Burnt mound, Moyriesk, Co. Clare
Co. Clare |
Ritual/Ceremonial
Scattered across the Irish landscape in their thousands, burnt mounds are among the most quietly puzzling monuments left by prehistoric communities.
They appear as low, kidney-shaped or horseshoe mounds of fire-cracked stone and dark, charred soil, and the one at Moyriesk in County Clare is a local example of a monument type found in almost every townland in the country. What they were actually used for has kept archaeologists arguing for decades.
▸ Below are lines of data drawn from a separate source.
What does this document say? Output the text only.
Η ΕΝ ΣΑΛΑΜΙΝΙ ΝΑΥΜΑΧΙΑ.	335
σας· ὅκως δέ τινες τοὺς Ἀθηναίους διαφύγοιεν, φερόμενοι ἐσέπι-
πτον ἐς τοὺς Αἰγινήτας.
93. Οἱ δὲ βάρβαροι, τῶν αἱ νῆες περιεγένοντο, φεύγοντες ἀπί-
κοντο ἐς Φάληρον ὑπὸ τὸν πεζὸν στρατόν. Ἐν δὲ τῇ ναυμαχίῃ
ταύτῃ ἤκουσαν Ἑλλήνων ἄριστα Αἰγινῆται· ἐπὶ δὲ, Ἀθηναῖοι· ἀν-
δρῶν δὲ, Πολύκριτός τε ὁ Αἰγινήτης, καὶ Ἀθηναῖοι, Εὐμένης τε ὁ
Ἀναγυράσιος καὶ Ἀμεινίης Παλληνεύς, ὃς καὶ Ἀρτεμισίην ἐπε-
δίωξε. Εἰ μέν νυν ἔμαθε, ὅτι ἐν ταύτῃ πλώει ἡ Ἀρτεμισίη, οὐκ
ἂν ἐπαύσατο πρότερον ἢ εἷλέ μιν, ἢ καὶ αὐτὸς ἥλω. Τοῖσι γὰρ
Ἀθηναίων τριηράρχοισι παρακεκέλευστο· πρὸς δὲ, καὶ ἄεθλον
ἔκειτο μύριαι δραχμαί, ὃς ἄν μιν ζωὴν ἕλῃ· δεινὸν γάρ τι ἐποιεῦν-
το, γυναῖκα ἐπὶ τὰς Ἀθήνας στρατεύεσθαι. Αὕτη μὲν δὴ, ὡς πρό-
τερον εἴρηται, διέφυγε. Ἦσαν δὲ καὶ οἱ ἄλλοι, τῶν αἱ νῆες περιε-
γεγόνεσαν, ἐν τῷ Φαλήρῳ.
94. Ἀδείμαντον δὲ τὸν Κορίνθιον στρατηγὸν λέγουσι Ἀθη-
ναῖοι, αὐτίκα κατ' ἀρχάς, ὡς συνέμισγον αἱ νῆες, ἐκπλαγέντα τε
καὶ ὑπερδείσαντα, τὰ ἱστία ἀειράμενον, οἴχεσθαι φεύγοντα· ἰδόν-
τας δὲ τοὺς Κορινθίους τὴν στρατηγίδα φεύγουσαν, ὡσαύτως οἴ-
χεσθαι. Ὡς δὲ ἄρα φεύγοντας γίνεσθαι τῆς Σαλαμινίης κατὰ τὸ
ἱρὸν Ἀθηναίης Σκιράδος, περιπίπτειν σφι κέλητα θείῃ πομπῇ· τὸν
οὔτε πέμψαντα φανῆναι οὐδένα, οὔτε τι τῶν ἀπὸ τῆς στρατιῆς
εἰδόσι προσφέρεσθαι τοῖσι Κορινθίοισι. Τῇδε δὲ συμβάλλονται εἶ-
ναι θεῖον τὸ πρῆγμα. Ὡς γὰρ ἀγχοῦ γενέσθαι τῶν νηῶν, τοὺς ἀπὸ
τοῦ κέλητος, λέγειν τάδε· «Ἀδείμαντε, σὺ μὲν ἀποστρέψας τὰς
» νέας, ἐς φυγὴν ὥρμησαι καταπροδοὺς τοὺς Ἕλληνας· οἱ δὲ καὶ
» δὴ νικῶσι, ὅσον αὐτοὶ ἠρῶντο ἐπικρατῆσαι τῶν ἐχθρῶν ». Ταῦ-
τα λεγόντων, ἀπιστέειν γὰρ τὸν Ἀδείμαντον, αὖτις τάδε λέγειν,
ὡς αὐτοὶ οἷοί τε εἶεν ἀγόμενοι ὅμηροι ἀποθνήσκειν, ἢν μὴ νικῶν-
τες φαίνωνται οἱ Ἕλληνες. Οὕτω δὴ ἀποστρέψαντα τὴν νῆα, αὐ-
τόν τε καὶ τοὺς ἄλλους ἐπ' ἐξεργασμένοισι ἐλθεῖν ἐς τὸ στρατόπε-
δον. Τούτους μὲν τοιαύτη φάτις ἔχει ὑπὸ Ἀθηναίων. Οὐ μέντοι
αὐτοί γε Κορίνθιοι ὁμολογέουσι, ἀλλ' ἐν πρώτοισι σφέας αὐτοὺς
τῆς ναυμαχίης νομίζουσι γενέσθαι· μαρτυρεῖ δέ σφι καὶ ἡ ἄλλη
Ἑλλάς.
Burnt mounds, known in Irish as fulachtaí fia, date mostly to the Bronze Age, roughly 1800 to 800 BC, though some are older or younger. The standard interpretation is that they functioned as cooking sites: stones were heated in a fire, then dropped into a water-filled trough to bring it to the boil, shattering in the process and accumulating over time into the distinctive mound. The repeated cycle of heating and cracking is what gives these sites their characteristic appearance, the blackened, shattered stone mixed with organic material building up around the trough. More recent research has proposed additional or alternative uses, including textile processing, hide preparation, bathing, or even brewing, and the debate remains open. Clare has a particularly dense concentration of them, reflecting both the county's Bronze Age population and its boggy ground conditions, which help preserve organic material and hold the evidence in place.
Moyriesk itself is a small townland in east Clare, not far from Quin, in an area that was clearly well settled in prehistory. Without excavation, a burnt mound reveals relatively little at the surface beyond its characteristic shape and composition, but that low, dark rise in a field or at the edge of a wetland carries a considerable amount of time within it.